I just hired (or rather, gave a contract task to) a guy that has a full-time non-technical job and a few technical (unpaid) positions. He's going to be part-time (as a paid technical person) for me.

But yeah, I see what you are saying; You have a really hard time hiring known good people this way; known good people, if they want full-time work can pretty much write their own tickets without working two jobs for a while first. Known good people who want to be contractors, generally speaking, want to be contractors and don't want to be employees.

Of course, most businesses of my revenue/in my market simply can't hire known good people; we can't afford their rates.

Businesses at my end of the market are betting that we can get good people that other people don't think are good; so really, an extended screening process is more important than if you can pay google rates to begin with.

None the less, there are many small businesses that operate like this; we do find good people; of course, we also end up kissing some frogs, and when we do find good people, they don't stick around forever; people with the ability to pay well eventually notice they are good.

I think it works out okay for all involved; most companies that can afford to pay the rates 'known good' people demand simply won't look at people who have been unemployed (or employed doing something non-technical) for a while, or people who don't have experience; that's where I get most of my people. And after working for me for a while? they have something technical to put on their resume, and people who can pay real money look at them seriously.
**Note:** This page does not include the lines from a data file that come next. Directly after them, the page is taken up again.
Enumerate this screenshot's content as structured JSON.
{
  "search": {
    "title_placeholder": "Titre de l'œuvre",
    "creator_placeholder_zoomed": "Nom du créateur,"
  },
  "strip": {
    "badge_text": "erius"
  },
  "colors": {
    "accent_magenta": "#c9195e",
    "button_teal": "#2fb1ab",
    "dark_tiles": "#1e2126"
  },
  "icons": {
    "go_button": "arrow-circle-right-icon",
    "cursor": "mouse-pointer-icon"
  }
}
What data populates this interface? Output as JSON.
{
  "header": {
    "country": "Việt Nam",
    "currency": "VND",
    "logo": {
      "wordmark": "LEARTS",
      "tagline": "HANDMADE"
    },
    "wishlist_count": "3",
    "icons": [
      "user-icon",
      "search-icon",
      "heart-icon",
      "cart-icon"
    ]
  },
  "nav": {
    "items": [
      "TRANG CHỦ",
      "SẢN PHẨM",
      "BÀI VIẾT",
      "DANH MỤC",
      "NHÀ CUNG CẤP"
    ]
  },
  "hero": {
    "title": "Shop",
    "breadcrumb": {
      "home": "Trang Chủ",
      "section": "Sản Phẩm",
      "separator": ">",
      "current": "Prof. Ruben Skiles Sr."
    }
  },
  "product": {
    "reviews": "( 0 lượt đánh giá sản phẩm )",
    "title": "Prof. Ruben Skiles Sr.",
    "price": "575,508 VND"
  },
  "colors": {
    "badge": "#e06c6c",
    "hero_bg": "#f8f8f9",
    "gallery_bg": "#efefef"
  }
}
This is an excellent idea! I see this a lot more lately and I prefer to work on different projects to keep my talents fresh as someone else mentioned. I also like working in different environments because as you mentioned, it is difficult to get a feel for a team in just 4 hours. In the traditional job environment, you often find that the team isn't a fit until its too late. Your arrangement is great for all parties. However, the employer doesn't have a lot of incentive to invest in part-timers or moonlighters and there is less of an incentive on the employee to make the start up their life as is necessary in a lean and young company.